Ou seja, é isso que o legislador procrastinou. Qualquer produto que apresente um destes tipos de toxicidade deve ser rejeitado, pois consequentemente é mais tóxico que os produtos aceitáveis, na forma da nova Lei. — Assim, o limite do Paragrafo 5º ficou determinado pelo Parágrafo 6º. — Por esta razão, a própria ANVISA em duas oportunidades, 2002 e 2003, revisou todas as Monografias existentes (Consultas Públicas 34/2002 e 50/2003), cancelando diversas delas com a edição das Resoluções 347/2002 e 165/2003.
Tendo o novo produto passado por esses crivos, aí sim, aplicam-se os parâmetros das 4 Classes Toxicológicas, com base apenas em dados toxicológicos agudos. O contexto agora é buscar uma comunicação com o público usuário para que tome cuidados específicos para evitar intoxicações agudas, e aqui não cabe mais impedir o uso de qualquer produto. Para alertar o usuário, optou-se por dar cores às 4 Classes: faixa vermelha no rótulo para o de maior risco (classe I), amarelo para classe II, azul para classe III e verde para classe IV. Mas, repito, todos são aceitáveis para a saúde pública.
As dúvidas para essas classificações com apenas testes de toxicologia aguda, infelizmente, também são grandes. Os protocolos dos testes (Dose Letal Aguda, Dose Letal Dérmica e Inalatória, Irritabilidade Dérmica e Ocular e Sensibilidade Dérmica) sofreram mudanças ao longo dos anos, fato que implicou em termos produtos bem similares (derivados de um mesmo ingrediente ativo) com Classificações Toxicológicas diferentes. Esses produtos, se submetidos aos mesmos protocolos, com altíssima probabilidade, terão Classes idênticas.
Para melhor entendimento, merece revelar o que se passou com a Irritabilidade Ocular. É realizada em coelhos. Aplica-se no olho do roedor a dose a ser testada e, como o coelho não lacrimeja tal qual o ser humano, borrifa-se água para imitar o lacrimejamento. Pois bem, em dado instante, a ANVISA exigiu que não se fizesse mais esse borrifamento. Evidente que a Classe de produto desta segunda fase não pode ser comparada com a Classe de produto da primeira fase. Não foi o produto que ficou mais tóxico, foi o método de análise que mudou.
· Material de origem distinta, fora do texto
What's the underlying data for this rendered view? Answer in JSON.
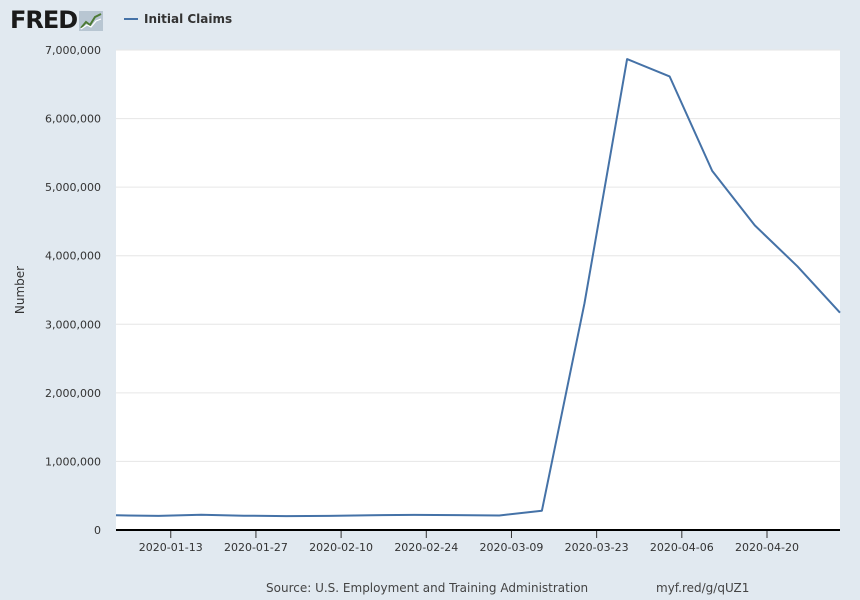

Todo esse episódio lembra outro da área do Tabaco. Vocês sabiam há uma ordem da indústria fumageira brasileira para que o fumicultor não use agroquímico Classe I? Pois é, no Brasil a nicotina é colhida com sustentabilidade! Nada contra um bom cigarrinho, mas uma leitura precipitada do que significa toxicidade pode levar a atitude falaciosa.
Por tudo isso, o Ministério Público deve sair de cena, visto a música ser eminentemente de melodia técnico-científica e a legislação apenas cuidar dos aspectos de direitos e deveres dos envolvidos; data vênia é claro. Mas antes deve desfazer a confusão, pois a insegurança jurídica paira sobre centenas de produtos já avaliados e registrados.